Neuromorphic computers hold the potential to vastly improve the speed and efficiency of a wide range of computational kernels with their asynchronous, compute-memory co-located, spatially distributed, and scalable nature. However, performance models that are simple yet sufficiently expressive to predict runtime on actual neuromorphic hardware are lacking, posing a challenge for researchers and developers who strive to design fast algorithms and kernels. As breaking the memory bandwidth wall of conventional von-Neumann architectures is a primary neuromorphic advantage, modeling communication time is especially important. At the same time, modeling communication time is difficult, as complex congestion patterns arise in a heavily-loaded Network-on-Chip. In this work, we introduce the first max-affine lower-bound runtime model -- a multi-dimensional roofline model -- for Intel's Loihi 2 neuromorphic chip that quantitatively accounts for both compute and communication based on a suite of microbenchmarks.
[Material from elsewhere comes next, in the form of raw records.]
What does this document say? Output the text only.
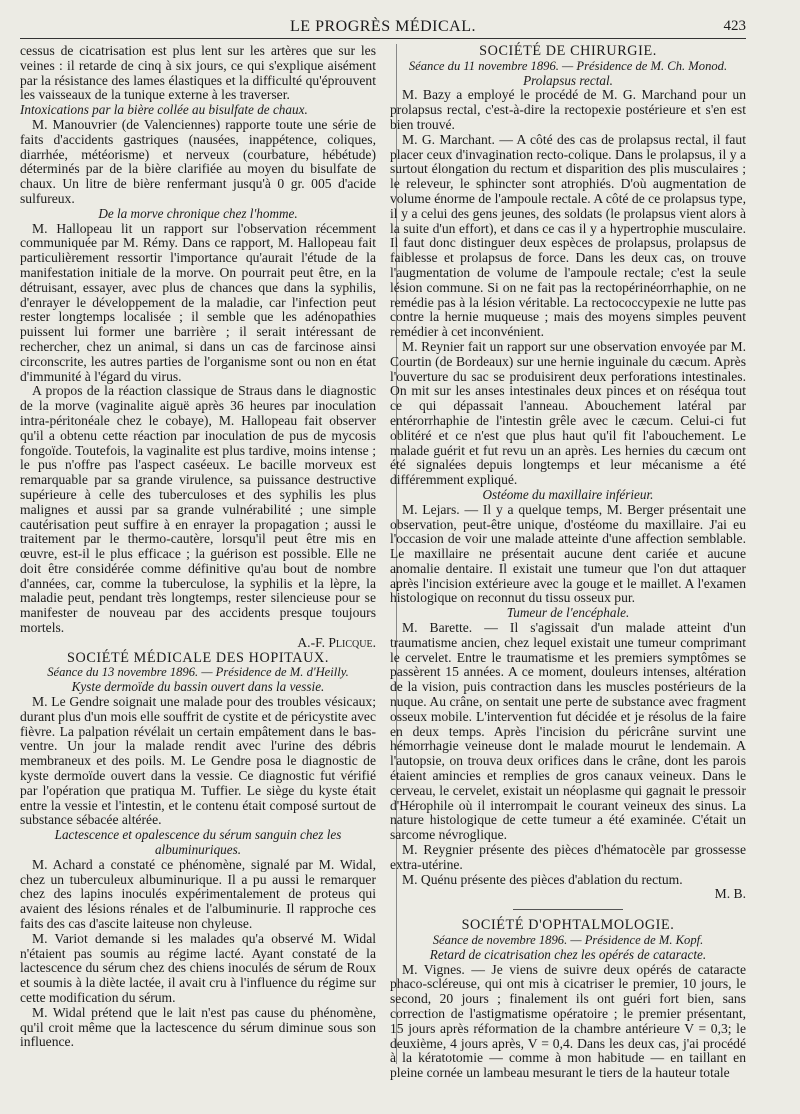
LE PROGRÈS MÉDICAL.	423

cessus de cicatrisation est plus lent sur les artères que sur les veines : il retarde de cinq à six jours, ce qui s'explique aisément par la résistance des lames élastiques et la difficulté qu'éprouvent les vaisseaux de la tunique externe à les traverser.

Intoxications par la bière collée au bisulfate de chaux.

M. Manouvrier (de Valenciennes) rapporte toute une série de faits d'accidents gastriques (nausées, inappétence, coliques, diarrhée, météorisme) et nerveux (courbature, hébétude) déterminés par de la bière clarifiée au moyen du bisulfate de chaux. Un litre de bière renfermant jusqu'à 0 gr. 005 d'acide sulfureux.

De la morve chronique chez l'homme.

M. Hallopeau lit un rapport sur l'observation récemment communiquée par M. Rémy. Dans ce rapport, M. Hallopeau fait particulièrement ressortir l'importance qu'aurait l'étude de la manifestation initiale de la morve. On pourrait peut être, en la détruisant, essayer, avec plus de chances que dans la syphilis, d'enrayer le développement de la maladie, car l'infection peut rester longtemps localisée ; il semble que les adénopathies puissent lui former une barrière ; il serait intéressant de rechercher, chez un animal, si dans un cas de farcinose ainsi circonscrite, les autres parties de l'organisme sont ou non en état d'immunité à l'égard du virus.

A propos de la réaction classique de Straus dans le diagnostic de la morve (vaginalite aiguë après 36 heures par inoculation intra-péritonéale chez le cobaye), M. Hallopeau fait observer qu'il a obtenu cette réaction par inoculation de pus de mycosis fongoïde. Toutefois, la vaginalite est plus tardive, moins intense ; le pus n'offre pas l'aspect caséeux. Le bacille morveux est remarquable par sa grande virulence, sa puissance destructive supérieure à celle des tuberculoses et des syphilis les plus malignes et aussi par sa grande vulnérabilité ; une simple cautérisation peut suffire à en enrayer la propagation ; aussi le traitement par le thermo-cautère, lorsqu'il peut être mis en œuvre, est-il le plus efficace ; la guérison est possible. Elle ne doit être considérée comme définitive qu'au bout de nombre d'années, car, comme la tuberculose, la syphilis et la lèpre, la maladie peut, pendant très longtemps, rester silencieuse pour se manifester de nouveau par des accidents presque toujours mortels.

A.-F. Plicque.

SOCIÉTÉ MÉDICALE DES HOPITAUX.

Séance du 13 novembre 1896. — Présidence de M. d'Heilly.

Kyste dermoïde du bassin ouvert dans la vessie.

M. Le Gendre soignait une malade pour des troubles vésicaux; durant plus d'un mois elle souffrit de cystite et de péricystite avec fièvre. La palpation révélait un certain empâtement dans le bas-ventre. Un jour la malade rendit avec l'urine des débris membraneux et des poils. M. Le Gendre posa le diagnostic de kyste dermoïde ouvert dans la vessie. Ce diagnostic fut vérifié par l'opération que pratiqua M. Tuffier. Le siège du kyste était entre la vessie et l'intestin, et le contenu était composé surtout de substance sébacée altérée.

Lactescence et opalescence du sérum sanguin chez les albuminuriques.

M. Achard a constaté ce phénomène, signalé par M. Widal, chez un tuberculeux albuminurique. Il a pu aussi le remarquer chez des lapins inoculés expérimentalement de proteus qui avaient des lésions rénales et de l'albuminurie. Il rapproche ces faits des cas d'ascite laiteuse non chyleuse.

M. Variot demande si les malades qu'a observé M. Widal n'étaient pas soumis au régime lacté. Ayant constaté de la lactescence du sérum chez des chiens inoculés de sérum de Roux et soumis à la diète lactée, il avait cru à l'influence du régime sur cette modification du sérum.

M. Widal prétend que le lait n'est pas cause du phénomène, qu'il croit même que la lactescence du sérum diminue sous son influence.

SOCIÉTÉ DE CHIRURGIE.

Séance du 11 novembre 1896. — Présidence de M. Ch. Monod.

Prolapsus rectal.

M. Bazy a employé le procédé de M. G. Marchand pour un prolapsus rectal, c'est-à-dire la rectopexie postérieure et s'en est bien trouvé.

M. G. Marchant. — A côté des cas de prolapsus rectal, il faut placer ceux d'invagination recto-colique. Dans le prolapsus, il y a surtout élongation du rectum et disparition des plis musculaires ; le releveur, le sphincter sont atrophiés. D'où augmentation de volume énorme de l'ampoule rectale. A côté de ce prolapsus type, il y a celui des gens jeunes, des soldats (le prolapsus vient alors à la suite d'un effort), et dans ce cas il y a hypertrophie musculaire. Il faut donc distinguer deux espèces de prolapsus, prolapsus de faiblesse et prolapsus de force. Dans les deux cas, on trouve l'augmentation de volume de l'ampoule rectale; c'est la seule lésion commune. Si on ne fait pas la rectopérinéorrhaphie, on ne remédie pas à la lésion véritable. La rectococcypexie ne lutte pas contre la hernie muqueuse ; mais des moyens simples peuvent remédier à cet inconvénient.

M. Reynier fait un rapport sur une observation envoyée par M. Courtin (de Bordeaux) sur une hernie inguinale du cæcum. Après l'ouverture du sac se produisirent deux perforations intestinales. On mit sur les anses intestinales deux pinces et on réséqua tout ce qui dépassait l'anneau. Abouchement latéral par entérorrhaphie de l'intestin grêle avec le cæcum. Celui-ci fut oblitéré et ce n'est que plus haut qu'il fit l'abouchement. Le malade guérit et fut revu un an après. Les hernies du cæcum ont été signalées depuis longtemps et leur mécanisme a été différemment expliqué.

Ostéome du maxillaire inférieur.

M. Lejars. — Il y a quelque temps, M. Berger présentait une observation, peut-être unique, d'ostéome du maxillaire. J'ai eu l'occasion de voir une malade atteinte d'une affection semblable. Le maxillaire ne présentait aucune dent cariée et aucune anomalie dentaire. Il existait une tumeur que l'on dut attaquer après l'incision extérieure avec la gouge et le maillet. A l'examen histologique on reconnut du tissu osseux pur.

Tumeur de l'encéphale.

M. Barette. — Il s'agissait d'un malade atteint d'un traumatisme ancien, chez lequel existait une tumeur comprimant le cervelet. Entre le traumatisme et les premiers symptômes se passèrent 15 années. A ce moment, douleurs intenses, altération de la vision, puis contraction dans les muscles postérieurs de la nuque. Au crâne, on sentait une perte de substance avec fragment osseux mobile. L'intervention fut décidée et je résolus de la faire en deux temps. Après l'incision du péricrâne survint une hémorrhagie veineuse dont le malade mourut le lendemain. A l'autopsie, on trouva deux orifices dans le crâne, dont les parois étaient amincies et remplies de gros canaux veineux. Dans le cerveau, le cervelet, existait un néoplasme qui gagnait le pressoir d'Hérophile où il interrompait le courant veineux des sinus. La nature histologique de cette tumeur a été examinée. C'était un sarcome névroglique.

M. Reygnier présente des pièces d'hématocèle par grossesse extra-utérine.

M. Quénu présente des pièces d'ablation du rectum.

M. B.

SOCIÉTÉ D'OPHTALMOLOGIE.

Séance de novembre 1896. — Présidence de M. Kopf.

Retard de cicatrisation chez les opérés de cataracte.

M. Vignes. — Je viens de suivre deux opérés de cataracte phaco-scléreuse, qui ont mis à cicatriser le premier, 10 jours, le second, 20 jours ; finalement ils ont guéri fort bien, sans correction de l'astigmatisme opératoire ; le premier présentant, 15 jours après réformation de la chambre antérieure V = 0,3; le deuxième, 4 jours après, V = 0,4. Dans les deux cas, j'ai procédé à la kératotomie — comme à mon habitude — en taillant en pleine cornée un lambeau mesurant le tiers de la hauteur totale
Despite being a lower-bound model, we observe a tight correspondence (Pearson correlation coefficient greater than or equal to 0.97) between our model's estimated runtime and the measured runtime on Loihi 2 for a neural network linear layer, i.e., matrix-vector multiplication, and for an example application, a Quadratic Unconstrained Binary Optimization solver. Furthermore, we derive analytical expressions for communication-bottlenecked runtime to study scalability of the linear layer, revealing an area-runtime tradeoff for different spatial workload configurations with linear to superliner runtime scaling in layer size with a variety of constant factors. Our max-affine runtime model helps empower the design of high-speed algorithms and kernels for Loihi 2.
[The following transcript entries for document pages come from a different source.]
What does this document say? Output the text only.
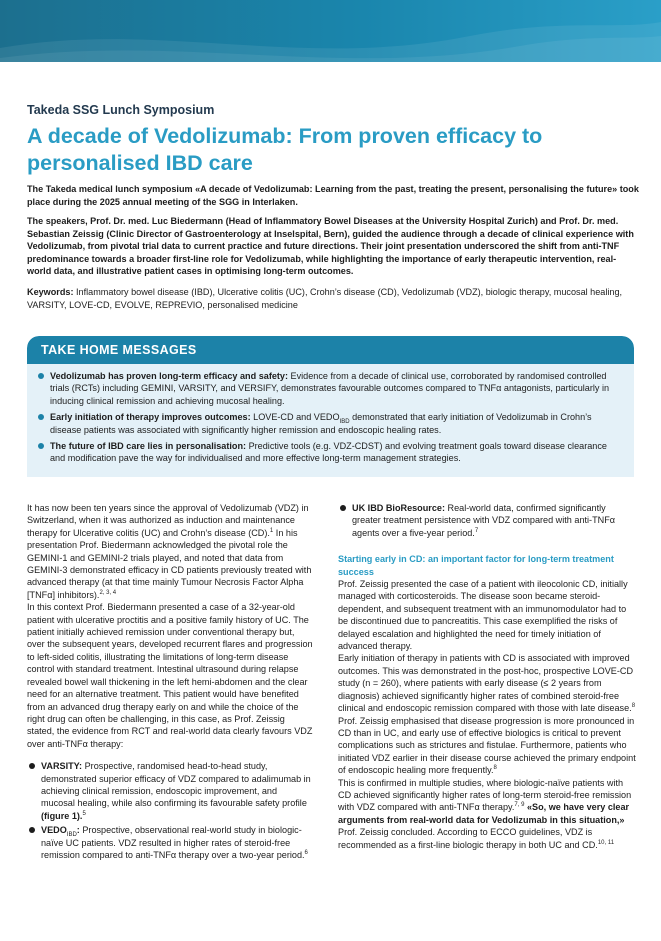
Takeda SSG Lunch Symposium
A decade of Vedolizumab: From proven efficacy to personalised IBD care

The Takeda medical lunch symposium «A decade of Vedolizumab: Learning from the past, treating the present, personalising the future» took place during the 2025 annual meeting of the SGG in Interlaken.

The speakers, Prof. Dr. med. Luc Biedermann (Head of Inflammatory Bowel Diseases at the University Hospital Zurich) and Prof. Dr. med. Sebastian Zeissig (Clinic Director of Gastroenterology at Inselspital, Bern), guided the audience through a decade of clinical experience with Vedolizumab, from pivotal trial data to current practice and future directions. Their joint presentation underscored the shift from anti-TNF predominance towards a broader first-line role for Vedolizumab, while highlighting the importance of early therapeutic intervention, real-world data, and illustrative patient cases in optimising long-term outcomes.

Keywords: Inflammatory bowel disease (IBD), Ulcerative colitis (UC), Crohn’s disease (CD), Vedolizumab (VDZ), biologic therapy, mucosal healing, VARSITY, LOVE-CD, EVOLVE, REPREVIO, personalised medicine

TAKE HOME MESSAGES
Vedolizumab has proven long-term efficacy and safety: Evidence from a decade of clinical use, corroborated by randomised controlled trials (RCTs) including GEMINI, VARSITY, and VERSIFY, demonstrates favourable outcomes compared to TNFα antagonists, particularly in inducing clinical remission and achieving mucosal healing.
Early initiation of therapy improves outcomes: LOVE-CD and $VEDO_{IBD}$ demonstrated that early initiation of Vedolizumab in Crohn’s disease patients was associated with significantly higher remission and endoscopic healing rates.
The future of IBD care lies in personalisation: Predictive tools (e.g. VDZ-CDST) and evolving treatment goals toward disease clearance and modification pave the way for individualised and more effective long-term management strategies.

It has now been ten years since the approval of Vedolizumab (VDZ) in Switzerland, when it was authorized as induction and maintenance therapy for Ulcerative colitis (UC) and Crohn’s disease (CD).$^1$ In his presentation Prof. Biedermann acknowledged the pivotal role the GEMINI-1 and GEMINI-2 trials played, and noted that data from GEMINI-3 demonstrated efficacy in CD patients previously treated with advanced therapy (at that time mainly Tumour Necrosis Factor Alpha [TNFα] inhibitors).$^{2, 3, 4}$

In this context Prof. Biedermann presented a case of a 32-year-old patient with ulcerative proctitis and a positive family history of UC. The patient initially achieved remission under conventional therapy but, over the subsequent years, developed recurrent flares and progression to left-sided colitis, illustrating the limitations of long-term disease control with standard treatment. Intestinal ultrasound during relapse revealed bowel wall thickening in the left hemi-abdomen and the clear need for an alternative treatment. This patient would have benefited from an advanced drug therapy early on and while the choice of the right drug can often be challenging, in this case, as Prof. Zeissig stated, the evidence from RCT and real-world data clearly favours VDZ over anti-TNFα therapy:

VARSITY: Prospective, randomised head-to-head study, demonstrated superior efficacy of VDZ compared to adalimumab in achieving clinical remission, endoscopic improvement, and mucosal healing, while also confirming its favourable safety profile (figure 1).$^5$
$VEDO_{IBD}$: Prospective, observational real-world study in biologic-naïve UC patients. VDZ resulted in higher rates of steroid-free remission compared to anti-TNFα therapy over a two-year period.$^6$
UK IBD BioResource: Real-world data, confirmed significantly greater treatment persistence with VDZ compared with anti-TNFα agents over a five-year period.$^7$

Starting early in CD: an important factor for long-term treatment success

Prof. Zeissig presented the case of a patient with ileocolonic CD, initially managed with corticosteroids. The disease soon became steroid-dependent, and subsequent treatment with an immunomodulator had to be discontinued due to pancreatitis. This case exemplified the risks of delayed escalation and highlighted the need for timely initiation of advanced therapy.

Early initiation of therapy in patients with CD is associated with improved outcomes. This was demonstrated in the post-hoc, prospective LOVE-CD study (n = 260), where patients with early disease (≤ 2 years from diagnosis) achieved significantly higher rates of combined steroid-free clinical and endoscopic remission compared with those with late disease.$^8$ Prof. Zeissig emphasised that disease progression is more pronounced in CD than in UC, and early use of effective biologics is critical to prevent complications such as strictures and fistulae. Furthermore, patients who initiated VDZ earlier in their disease course achieved the primary endpoint of endoscopic healing more frequently.$^8$

This is confirmed in multiple studies, where biologic-naïve patients with CD achieved significantly higher rates of long-term steroid-free remission with VDZ compared with anti-TNFα therapy.$^{7, 9}$ «So, we have very clear arguments from real-world data for Vedolizumab in this situation,» Prof. Zeissig concluded. According to ECCO guidelines, VDZ is recommended as a first-line biologic therapy in both UC and CD.$^{10, 11}$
翻译：神经形态计算机凭借其异步、计算与内存共置、空间分布及可扩展的特性，有望大幅提升多种计算核心的速度与效率。然而，目前尚缺乏既简单又足够表达力、能预测实际神经形态硬件运行时的性能模型，这给致力于设计快速算法与核心的研究人员和开发者带来了挑战。由于突破传统冯·诺依曼架构的内存带宽墙是神经形态计算的主要优势之一，对通信时间的建模尤为重要。同时，通信时间建模十分困难，因为在高负载的片上网络中会出现复杂的拥塞模式。在本工作中，我们为英特尔Loihi 2神经形态芯片引入了首个最大仿射下界运行时模型——一种多维屋顶线模型——该模型基于一组微基准测试，定量地涵盖了计算与通信两方面。尽管是一个下界模型，我们观察到该模型对神经网络线性层（即矩阵-向量乘法）以及一个示例应用（二次无约束二进制优化求解器）的估计运行时与Loihi 2上的实测运行时之间具有紧密的一致性（皮尔逊相关系数大于等于0.97）。此外，我们推导了通信瓶颈运行时的解析表达式，以研究线性层的可扩展性，揭示了不同空间工作负载配置下的面积-运行时权衡，其运行时随层规模呈线性至超线性增长，并具有多种常数因子。我们的最大仿射运行时模型有助于赋能面向Loihi 2的高速算法与核心的设计。